Now that we have the join operation, time to implement the actual evaluator. For this, we would need a typeclass for "boolean-like" types, e.g. types we can lift boolean functions to. Observe:
class Boolean a where
liftBool :: (Bool -> Bool) -> a -> a
liftBool2 :: (Bool -> Bool -> Bool) -> a -> a -> a
instance Boolean Bool where
liftBool = id
liftBool2 = id
instance Boolean a => Boolean (a, a) where
liftBool f (x, y) = (liftBool f x, liftBool f y)

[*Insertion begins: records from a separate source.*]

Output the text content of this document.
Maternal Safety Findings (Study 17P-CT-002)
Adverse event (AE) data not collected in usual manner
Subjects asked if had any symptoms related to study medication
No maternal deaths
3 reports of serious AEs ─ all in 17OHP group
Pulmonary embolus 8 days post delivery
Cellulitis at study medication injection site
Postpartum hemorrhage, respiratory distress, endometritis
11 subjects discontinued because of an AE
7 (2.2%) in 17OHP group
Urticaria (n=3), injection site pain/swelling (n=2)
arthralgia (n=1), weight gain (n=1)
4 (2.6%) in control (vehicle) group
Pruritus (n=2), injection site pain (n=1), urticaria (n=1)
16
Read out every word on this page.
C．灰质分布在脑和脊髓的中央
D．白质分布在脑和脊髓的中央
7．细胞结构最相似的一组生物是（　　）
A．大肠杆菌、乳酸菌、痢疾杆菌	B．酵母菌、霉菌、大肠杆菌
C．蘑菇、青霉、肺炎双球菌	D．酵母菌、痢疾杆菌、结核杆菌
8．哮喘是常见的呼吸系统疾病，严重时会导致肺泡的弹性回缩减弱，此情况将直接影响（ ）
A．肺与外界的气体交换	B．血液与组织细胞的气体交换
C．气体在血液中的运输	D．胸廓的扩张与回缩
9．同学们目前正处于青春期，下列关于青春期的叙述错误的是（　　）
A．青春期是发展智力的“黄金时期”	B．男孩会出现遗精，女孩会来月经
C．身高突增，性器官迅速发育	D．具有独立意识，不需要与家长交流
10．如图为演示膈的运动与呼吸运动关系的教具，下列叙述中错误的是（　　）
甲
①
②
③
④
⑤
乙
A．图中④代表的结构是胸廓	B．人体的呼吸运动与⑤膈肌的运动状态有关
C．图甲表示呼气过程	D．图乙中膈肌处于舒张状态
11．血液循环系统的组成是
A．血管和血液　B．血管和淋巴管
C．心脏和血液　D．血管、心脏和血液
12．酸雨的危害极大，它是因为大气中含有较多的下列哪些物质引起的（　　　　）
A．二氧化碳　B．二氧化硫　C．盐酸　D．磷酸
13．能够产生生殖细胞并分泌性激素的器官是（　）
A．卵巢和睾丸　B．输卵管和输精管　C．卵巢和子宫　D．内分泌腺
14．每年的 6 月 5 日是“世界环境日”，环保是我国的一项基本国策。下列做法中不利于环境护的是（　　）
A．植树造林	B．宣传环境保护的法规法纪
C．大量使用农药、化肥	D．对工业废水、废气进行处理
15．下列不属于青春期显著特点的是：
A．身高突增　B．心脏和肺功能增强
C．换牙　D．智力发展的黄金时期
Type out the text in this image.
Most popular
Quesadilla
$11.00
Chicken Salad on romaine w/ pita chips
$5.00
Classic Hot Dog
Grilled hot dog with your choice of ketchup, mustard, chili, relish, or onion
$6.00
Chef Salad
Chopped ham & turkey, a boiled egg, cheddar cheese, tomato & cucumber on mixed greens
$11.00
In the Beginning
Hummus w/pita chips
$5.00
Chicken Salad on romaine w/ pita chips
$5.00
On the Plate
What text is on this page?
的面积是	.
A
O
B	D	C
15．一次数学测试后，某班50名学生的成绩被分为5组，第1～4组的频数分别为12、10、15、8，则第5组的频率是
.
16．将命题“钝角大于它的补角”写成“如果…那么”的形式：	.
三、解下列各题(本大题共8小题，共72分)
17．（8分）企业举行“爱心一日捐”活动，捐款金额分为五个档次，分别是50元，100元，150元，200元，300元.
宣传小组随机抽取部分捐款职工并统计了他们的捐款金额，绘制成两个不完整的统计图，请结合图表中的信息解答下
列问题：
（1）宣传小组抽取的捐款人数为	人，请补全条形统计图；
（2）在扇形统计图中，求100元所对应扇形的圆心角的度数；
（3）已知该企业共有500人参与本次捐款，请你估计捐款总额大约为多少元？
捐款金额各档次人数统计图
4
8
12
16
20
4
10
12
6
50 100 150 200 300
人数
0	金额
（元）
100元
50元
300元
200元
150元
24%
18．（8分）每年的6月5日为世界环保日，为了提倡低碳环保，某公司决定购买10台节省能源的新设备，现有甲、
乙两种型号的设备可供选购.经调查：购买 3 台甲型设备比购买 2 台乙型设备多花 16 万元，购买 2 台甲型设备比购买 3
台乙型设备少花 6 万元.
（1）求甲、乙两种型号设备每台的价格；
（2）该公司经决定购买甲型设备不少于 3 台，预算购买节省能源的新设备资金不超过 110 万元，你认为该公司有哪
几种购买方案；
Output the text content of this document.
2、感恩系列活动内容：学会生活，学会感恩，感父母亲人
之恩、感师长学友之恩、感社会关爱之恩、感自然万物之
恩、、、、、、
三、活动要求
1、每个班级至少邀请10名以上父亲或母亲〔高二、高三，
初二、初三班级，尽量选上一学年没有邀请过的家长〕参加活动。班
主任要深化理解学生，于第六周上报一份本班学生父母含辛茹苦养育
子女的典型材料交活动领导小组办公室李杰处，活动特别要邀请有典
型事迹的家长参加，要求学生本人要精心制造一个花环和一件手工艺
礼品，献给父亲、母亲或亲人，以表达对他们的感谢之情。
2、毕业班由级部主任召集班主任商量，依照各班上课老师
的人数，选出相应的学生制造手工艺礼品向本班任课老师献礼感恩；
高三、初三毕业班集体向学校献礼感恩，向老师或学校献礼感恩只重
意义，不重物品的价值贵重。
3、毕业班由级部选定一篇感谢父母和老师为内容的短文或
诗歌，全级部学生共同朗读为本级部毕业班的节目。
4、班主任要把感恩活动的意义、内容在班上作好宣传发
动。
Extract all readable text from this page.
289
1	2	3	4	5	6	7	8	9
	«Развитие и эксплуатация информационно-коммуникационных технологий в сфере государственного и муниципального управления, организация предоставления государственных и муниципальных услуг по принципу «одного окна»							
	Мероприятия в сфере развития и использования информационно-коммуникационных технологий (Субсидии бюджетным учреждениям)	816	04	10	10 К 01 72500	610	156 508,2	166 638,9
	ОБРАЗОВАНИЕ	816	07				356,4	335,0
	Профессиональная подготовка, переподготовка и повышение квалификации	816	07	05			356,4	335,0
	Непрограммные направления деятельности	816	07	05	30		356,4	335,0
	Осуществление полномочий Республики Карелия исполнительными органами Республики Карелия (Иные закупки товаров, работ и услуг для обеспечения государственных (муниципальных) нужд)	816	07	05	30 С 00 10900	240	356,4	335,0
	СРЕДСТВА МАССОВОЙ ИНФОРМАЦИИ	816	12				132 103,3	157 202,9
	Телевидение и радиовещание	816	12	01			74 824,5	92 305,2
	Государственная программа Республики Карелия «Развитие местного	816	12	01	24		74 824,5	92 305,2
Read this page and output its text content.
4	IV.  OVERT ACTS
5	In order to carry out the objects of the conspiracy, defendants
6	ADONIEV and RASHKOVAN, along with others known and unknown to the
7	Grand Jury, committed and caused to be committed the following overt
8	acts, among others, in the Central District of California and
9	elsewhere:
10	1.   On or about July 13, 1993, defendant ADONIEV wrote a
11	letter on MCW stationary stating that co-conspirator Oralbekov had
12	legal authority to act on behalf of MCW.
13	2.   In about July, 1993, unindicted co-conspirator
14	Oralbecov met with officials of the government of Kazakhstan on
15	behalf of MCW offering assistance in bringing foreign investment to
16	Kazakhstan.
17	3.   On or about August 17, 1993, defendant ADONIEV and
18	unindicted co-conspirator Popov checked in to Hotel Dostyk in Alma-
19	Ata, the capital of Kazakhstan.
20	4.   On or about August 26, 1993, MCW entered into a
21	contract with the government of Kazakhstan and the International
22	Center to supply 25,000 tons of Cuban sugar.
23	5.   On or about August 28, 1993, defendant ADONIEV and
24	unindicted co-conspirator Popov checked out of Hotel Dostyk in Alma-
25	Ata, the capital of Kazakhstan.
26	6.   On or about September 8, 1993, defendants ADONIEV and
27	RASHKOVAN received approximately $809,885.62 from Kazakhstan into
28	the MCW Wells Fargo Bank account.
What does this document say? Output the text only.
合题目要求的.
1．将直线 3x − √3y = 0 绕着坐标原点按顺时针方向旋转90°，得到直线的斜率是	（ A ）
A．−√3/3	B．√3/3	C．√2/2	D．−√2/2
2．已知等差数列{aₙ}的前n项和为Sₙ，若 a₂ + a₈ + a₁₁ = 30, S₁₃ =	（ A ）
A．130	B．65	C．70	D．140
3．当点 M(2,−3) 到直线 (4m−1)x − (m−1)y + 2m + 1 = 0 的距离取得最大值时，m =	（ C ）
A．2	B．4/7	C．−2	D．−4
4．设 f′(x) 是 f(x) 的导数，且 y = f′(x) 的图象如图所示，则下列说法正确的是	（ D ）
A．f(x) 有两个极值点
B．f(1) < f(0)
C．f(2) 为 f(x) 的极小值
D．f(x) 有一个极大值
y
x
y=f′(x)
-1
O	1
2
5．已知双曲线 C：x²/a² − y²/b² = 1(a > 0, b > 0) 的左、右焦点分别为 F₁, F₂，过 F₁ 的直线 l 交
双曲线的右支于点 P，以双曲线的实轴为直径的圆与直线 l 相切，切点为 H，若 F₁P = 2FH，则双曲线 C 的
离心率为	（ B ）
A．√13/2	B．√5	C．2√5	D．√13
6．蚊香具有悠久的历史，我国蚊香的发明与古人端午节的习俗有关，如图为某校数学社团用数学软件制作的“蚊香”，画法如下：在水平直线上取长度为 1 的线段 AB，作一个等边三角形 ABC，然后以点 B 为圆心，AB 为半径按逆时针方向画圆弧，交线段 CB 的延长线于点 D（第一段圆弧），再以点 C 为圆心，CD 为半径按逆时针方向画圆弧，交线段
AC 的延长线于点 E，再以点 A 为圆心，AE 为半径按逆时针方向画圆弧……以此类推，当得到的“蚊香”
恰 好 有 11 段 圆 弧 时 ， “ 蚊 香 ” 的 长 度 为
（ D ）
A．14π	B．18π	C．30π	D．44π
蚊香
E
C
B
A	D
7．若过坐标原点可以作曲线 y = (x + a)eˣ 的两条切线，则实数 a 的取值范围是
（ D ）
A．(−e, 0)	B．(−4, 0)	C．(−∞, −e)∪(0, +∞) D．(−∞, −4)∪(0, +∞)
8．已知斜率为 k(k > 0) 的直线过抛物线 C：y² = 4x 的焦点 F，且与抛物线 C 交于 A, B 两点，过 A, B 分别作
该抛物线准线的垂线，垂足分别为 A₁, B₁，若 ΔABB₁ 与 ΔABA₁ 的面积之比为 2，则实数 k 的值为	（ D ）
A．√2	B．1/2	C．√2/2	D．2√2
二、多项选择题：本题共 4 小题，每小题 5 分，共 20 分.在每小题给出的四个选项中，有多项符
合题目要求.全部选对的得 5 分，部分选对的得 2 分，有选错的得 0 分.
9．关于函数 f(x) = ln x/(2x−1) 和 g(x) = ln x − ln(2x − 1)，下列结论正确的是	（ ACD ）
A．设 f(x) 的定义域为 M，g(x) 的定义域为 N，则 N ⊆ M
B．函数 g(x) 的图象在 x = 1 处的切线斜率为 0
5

liftBool2 f (x, y) (z, w) = (liftBool2 f x z, liftBool2 f y w)
instance Boolean a => Boolean (Truth a) where
liftBool f = \case
Value v -> Value (liftBool f v)
Fork s inner -> Fork s (liftBool f inner)
liftBool2 f t1 t2 = liftBool2 f <$> t1 <*> t2
The final implementation then is a straightforward usage of that typeclass:
eval :: F -> Truth Bool
eval = \case
Const b -> Value b
Var v -> Fork v (Value (False, True))
Not f -> liftBool not (eval f)
f1 :&: f2 -> liftBool2 (&&) (eval f1) (eval f2)
f1 :|: f2 -> liftBool2 (||) (eval f1) (eval f2)
The implementation probably does not need this extra class, and can just use some traversals instead, but that's the code I ended up having for now.